Los poderosos y los descartados de la Tierra, todos con Francisco

Santa Misa Exequial del Sumo Pontífice Francisco

Todo. Todo el mundo estaba realmente allí hoy en la Plaza de San Pedro. Tan llena de gente que no cabía nadie más. Y luego en Via della Conciliazione, en las calles de alrededor, y de camino a Santa Maria Maggiore. Estaban todos, todos, todos.  Como tantas veces repitió el Papa Francisco desde la Jornada Mundial de la Juventud hasta su despedida final el día de la Resurrección del Señor: «Felices Pascuas a todos».

Estaban los ancianos y los niños, incluso de pocos meses, traídos por sus padres para ser testigos con sus jovencísimas vidas de un momento especial. Y estaban (no tan mayores al fin y al cabo) los adolescentes, muchos, muchísimos; como llamados por una dirección que les trasciende a ellos y a nosotros para tomar el testigo de la fe de un Papa que sabía hablar su idioma, y retarles a creer, a esperar, a soñar, a demostrar que es posible vivir en paz, y construir paso a paso un mundo mejor. Vieron con sus propios ojos que la esperanza, que les trajo aquí para su Jubileo, trasciende la muerte. Había sacerdotes, muchos, concelebrando.  Obispos, cardenales, laicos bautizados. Confirmándose mutuamente en la fe.  Estaban los poderosos de la tierra, los ricos y los pobres saludando a Francisco y pensando en cómo será el futuro. También estaban los no creyentes, o los creyentes de otras religiones.
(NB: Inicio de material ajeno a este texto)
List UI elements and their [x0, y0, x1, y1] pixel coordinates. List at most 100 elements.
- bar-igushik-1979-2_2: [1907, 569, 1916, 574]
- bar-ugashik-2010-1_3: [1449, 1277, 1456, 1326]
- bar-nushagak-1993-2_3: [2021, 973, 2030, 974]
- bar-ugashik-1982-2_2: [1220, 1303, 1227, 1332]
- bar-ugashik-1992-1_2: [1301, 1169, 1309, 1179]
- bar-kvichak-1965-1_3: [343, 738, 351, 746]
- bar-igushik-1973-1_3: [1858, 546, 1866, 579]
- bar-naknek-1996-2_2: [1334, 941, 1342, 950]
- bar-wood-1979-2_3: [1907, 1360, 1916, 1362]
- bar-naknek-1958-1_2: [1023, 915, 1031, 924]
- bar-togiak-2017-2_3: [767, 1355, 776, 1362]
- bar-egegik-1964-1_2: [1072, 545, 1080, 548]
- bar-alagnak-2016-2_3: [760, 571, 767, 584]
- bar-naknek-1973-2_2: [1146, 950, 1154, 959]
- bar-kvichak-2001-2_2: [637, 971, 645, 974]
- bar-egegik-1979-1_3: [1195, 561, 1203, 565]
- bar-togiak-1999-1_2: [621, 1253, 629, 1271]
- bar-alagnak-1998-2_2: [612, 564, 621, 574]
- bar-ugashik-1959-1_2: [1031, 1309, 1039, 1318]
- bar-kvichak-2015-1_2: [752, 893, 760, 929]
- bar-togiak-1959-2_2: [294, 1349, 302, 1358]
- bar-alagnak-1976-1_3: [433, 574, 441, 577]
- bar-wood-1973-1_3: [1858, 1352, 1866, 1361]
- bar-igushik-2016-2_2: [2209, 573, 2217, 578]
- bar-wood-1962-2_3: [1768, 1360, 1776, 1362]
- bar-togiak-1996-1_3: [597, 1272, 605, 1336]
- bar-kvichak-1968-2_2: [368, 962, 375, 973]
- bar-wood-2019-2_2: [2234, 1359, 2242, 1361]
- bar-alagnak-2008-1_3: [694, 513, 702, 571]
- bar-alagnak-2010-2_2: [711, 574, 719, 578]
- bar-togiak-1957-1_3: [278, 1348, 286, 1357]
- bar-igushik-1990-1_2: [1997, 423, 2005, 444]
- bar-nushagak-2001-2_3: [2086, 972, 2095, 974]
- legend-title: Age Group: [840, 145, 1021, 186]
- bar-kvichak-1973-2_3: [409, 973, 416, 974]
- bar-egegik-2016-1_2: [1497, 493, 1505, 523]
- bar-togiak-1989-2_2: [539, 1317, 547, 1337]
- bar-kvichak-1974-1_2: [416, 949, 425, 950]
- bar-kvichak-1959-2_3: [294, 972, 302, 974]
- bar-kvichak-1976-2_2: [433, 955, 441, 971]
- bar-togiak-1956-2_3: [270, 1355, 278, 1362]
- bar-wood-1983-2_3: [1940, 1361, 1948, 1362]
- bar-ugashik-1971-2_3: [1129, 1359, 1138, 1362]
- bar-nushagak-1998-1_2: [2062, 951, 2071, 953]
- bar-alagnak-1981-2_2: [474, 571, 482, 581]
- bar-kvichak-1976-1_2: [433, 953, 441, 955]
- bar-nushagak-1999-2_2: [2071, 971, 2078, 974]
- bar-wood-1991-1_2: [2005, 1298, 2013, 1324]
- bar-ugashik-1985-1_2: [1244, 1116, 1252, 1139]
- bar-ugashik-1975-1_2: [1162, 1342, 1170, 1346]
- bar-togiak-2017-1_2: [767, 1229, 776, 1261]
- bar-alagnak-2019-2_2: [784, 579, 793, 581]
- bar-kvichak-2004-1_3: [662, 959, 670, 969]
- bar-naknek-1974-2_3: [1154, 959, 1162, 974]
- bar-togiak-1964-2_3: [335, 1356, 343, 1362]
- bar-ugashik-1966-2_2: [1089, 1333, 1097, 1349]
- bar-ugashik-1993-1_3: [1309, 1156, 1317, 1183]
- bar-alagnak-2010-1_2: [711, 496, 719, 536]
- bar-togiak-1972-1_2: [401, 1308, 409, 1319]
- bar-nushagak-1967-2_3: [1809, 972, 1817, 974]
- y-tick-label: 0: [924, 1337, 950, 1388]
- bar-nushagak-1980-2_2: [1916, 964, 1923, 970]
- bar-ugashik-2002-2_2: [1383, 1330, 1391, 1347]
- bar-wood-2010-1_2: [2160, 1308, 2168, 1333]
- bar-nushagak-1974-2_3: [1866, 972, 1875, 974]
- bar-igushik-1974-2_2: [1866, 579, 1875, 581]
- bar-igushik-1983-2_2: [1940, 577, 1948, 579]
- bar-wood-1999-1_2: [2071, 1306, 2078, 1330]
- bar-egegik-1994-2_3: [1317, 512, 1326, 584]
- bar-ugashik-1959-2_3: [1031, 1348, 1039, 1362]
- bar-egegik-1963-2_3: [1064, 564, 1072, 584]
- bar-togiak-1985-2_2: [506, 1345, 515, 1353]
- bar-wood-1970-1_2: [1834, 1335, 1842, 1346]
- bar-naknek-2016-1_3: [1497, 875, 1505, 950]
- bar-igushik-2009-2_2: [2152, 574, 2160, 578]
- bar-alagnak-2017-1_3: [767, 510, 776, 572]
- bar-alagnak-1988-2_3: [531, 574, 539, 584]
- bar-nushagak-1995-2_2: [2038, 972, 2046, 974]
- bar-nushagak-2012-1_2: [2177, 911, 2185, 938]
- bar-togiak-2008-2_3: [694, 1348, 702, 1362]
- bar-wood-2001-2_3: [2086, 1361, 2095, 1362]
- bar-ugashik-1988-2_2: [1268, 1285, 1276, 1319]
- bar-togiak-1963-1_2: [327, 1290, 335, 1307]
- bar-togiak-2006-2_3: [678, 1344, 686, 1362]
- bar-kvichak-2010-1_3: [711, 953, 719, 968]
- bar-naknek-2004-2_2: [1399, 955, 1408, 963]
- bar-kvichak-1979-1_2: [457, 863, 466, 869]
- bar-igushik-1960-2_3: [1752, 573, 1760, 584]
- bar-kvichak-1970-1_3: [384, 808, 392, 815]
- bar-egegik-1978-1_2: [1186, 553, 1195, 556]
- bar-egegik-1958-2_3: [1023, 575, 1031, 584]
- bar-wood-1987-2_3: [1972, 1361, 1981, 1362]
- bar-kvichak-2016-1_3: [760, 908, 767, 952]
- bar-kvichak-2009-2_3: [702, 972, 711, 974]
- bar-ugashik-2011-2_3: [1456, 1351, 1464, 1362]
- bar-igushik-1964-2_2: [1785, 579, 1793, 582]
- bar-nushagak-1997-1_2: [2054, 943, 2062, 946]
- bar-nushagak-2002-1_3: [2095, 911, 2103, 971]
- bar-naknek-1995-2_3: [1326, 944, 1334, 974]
Amigos y también enemigos.

Todos escuchando las palabras de Pedro: "Me doy cuenta de que Dios no hace acepción de personas, sino que acoge a los que le temen y practican la justicia, pertenezcan a la nación que pertenezcan. Ésta es la palabra que envió a los hijos de Israel anunciando la paz por medio de Jesucristo: éste es el Señor de todos".

Todos recordando, con la homilía del cardenal Re, las palabras de Francisco sobre la paz, sobre la guerra que siempre es una derrota, y sobre la fraternidad que tantas veces negamos; sobre la necesidad de comprender que nadie se salva solo, y sobre la Iglesia como hospital de campaña, como hogar de puertas abiertas. Para todos.

Y todo el mundo estaba allí, todo el mundo estaba realmente allí hoy. Como cuando la misma Plaza de San Pedro se llenó con la sola presencia del Papa Francisco, durante la Covid, estaba realmente todo, el mundo entero conectado a través de todos los instrumentos de comunicación. Y bajo un cielo sin nubes, también se reveló de forma misteriosa el sencillo secreto de la comunión que une a toda la humanidad, al pueblo de Dios, unido en un único abrazo. Posible. Verdadera. Bajo la mirada de todos. Como en una tregua para un día especial. De celebración. Un día donde los misterios del Rosario son los gloriosos. Que convierte la tristeza en canción. Y celebra la muerte y la vida juntas.  La muerte y la resurrección.

Lo que también significó el aplauso espontáneo ante el féretro, levantado como en una despedida mutua: un adiós más que una despedida. Y un compromiso. Que nos concierne a todos. A nadie excluido.